Уровни нейтрализующих mAb в плазме пассивно перенесенных макак. Концентрации указанных mAb в плазме в различные моменты времени после введения определяли с помощью ELISA с использованием рекомбинантного HIV-1 gp120. Уровни плазменных антител измеряли у животных, описанных в таблице 2. Показаны средства и SD.

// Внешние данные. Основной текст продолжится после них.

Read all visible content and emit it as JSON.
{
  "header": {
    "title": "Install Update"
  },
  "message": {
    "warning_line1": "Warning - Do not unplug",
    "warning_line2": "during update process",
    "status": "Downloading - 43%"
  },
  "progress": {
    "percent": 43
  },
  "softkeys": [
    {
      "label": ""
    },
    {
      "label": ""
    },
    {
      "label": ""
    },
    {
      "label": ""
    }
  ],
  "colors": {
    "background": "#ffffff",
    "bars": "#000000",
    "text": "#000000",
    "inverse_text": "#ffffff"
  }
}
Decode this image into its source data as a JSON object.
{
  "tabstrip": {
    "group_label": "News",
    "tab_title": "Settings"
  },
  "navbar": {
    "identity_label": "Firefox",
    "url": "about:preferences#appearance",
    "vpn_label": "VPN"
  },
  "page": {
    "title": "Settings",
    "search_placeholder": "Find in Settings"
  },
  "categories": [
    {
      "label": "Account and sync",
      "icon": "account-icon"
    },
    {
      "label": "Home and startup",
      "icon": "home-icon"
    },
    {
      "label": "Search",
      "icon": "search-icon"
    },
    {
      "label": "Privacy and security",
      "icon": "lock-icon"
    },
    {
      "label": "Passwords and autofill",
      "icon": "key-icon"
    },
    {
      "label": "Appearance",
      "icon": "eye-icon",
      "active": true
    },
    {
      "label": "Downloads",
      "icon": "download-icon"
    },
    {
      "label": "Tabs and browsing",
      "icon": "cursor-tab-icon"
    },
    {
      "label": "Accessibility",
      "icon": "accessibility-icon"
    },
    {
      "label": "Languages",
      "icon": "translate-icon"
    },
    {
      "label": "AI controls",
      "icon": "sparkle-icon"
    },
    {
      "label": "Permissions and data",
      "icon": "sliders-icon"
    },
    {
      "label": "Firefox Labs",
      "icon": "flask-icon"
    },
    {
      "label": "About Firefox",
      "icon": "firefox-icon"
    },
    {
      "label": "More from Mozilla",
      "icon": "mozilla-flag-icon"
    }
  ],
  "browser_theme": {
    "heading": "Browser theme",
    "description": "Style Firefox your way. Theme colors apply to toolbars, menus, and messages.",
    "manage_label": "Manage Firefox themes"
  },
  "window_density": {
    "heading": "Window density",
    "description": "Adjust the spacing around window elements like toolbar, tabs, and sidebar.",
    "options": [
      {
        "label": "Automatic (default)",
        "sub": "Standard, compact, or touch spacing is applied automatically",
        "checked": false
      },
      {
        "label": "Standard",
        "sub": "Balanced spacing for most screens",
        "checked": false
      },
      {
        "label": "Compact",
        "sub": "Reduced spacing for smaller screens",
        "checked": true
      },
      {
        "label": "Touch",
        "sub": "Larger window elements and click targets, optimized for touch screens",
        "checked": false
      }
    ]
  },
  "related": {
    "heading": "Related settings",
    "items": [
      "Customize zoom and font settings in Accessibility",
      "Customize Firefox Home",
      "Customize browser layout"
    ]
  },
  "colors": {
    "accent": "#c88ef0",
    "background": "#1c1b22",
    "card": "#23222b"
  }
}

Концентрации плазменных антител для каждого из пяти анти-ВИЧ моноклональных NAbs, обеспечивающих стерилизационную защиту от SHIVAD8EO или SHIVDH12-V3AD8, показаны на рисунке 5 A. Эти защитные концентрации варьировались от 587 до 1,6 мкг / мл (таблица 2). Титрами нейтрализующей активности в плазме обезьян во время заражения SHIV являются более информативная и функциональная метрика циркулирующих NAB против ВИЧ-1, чем их концентрации IgG. Представление данных в этом формате было бы явно актуальным для разработки вакцины, где титры циркулирующей антивирусной нейтрализующей активности, а не концентрации плазменных антител, могли быть сопоставлены с защитой in vivo. Поэтому титры нейтрализации измеряли на образцах плазмы, собранных через 24 часа после введения mAb, когда макакам вводили SHIVAD8EO или SHIVDH12-V3AD8 (таблица 2). Когда это делается, относительно слабый mAb, такой как VRC01, при введении в дозе 30 или 50 мг / кг генерирует защитные титры нейтрализации плазмы в диапазоне 1: 100, тогда как более мощный моноклональный моноклональный антитело PGT121 может достичь такого же уровня активность после введения только 0,2 мг / кг. Титры нейтрализации во всей когорте макак во время заражения вирусом, а также у тех, кто защищен от инфекции, показаны графически на рисунке 5 В. Это представление о нейтрализации плазмы показывает, что титр нейтрализации ~1: 100 может быть возможный порог, необходимый для предотвращения заражения вирусом.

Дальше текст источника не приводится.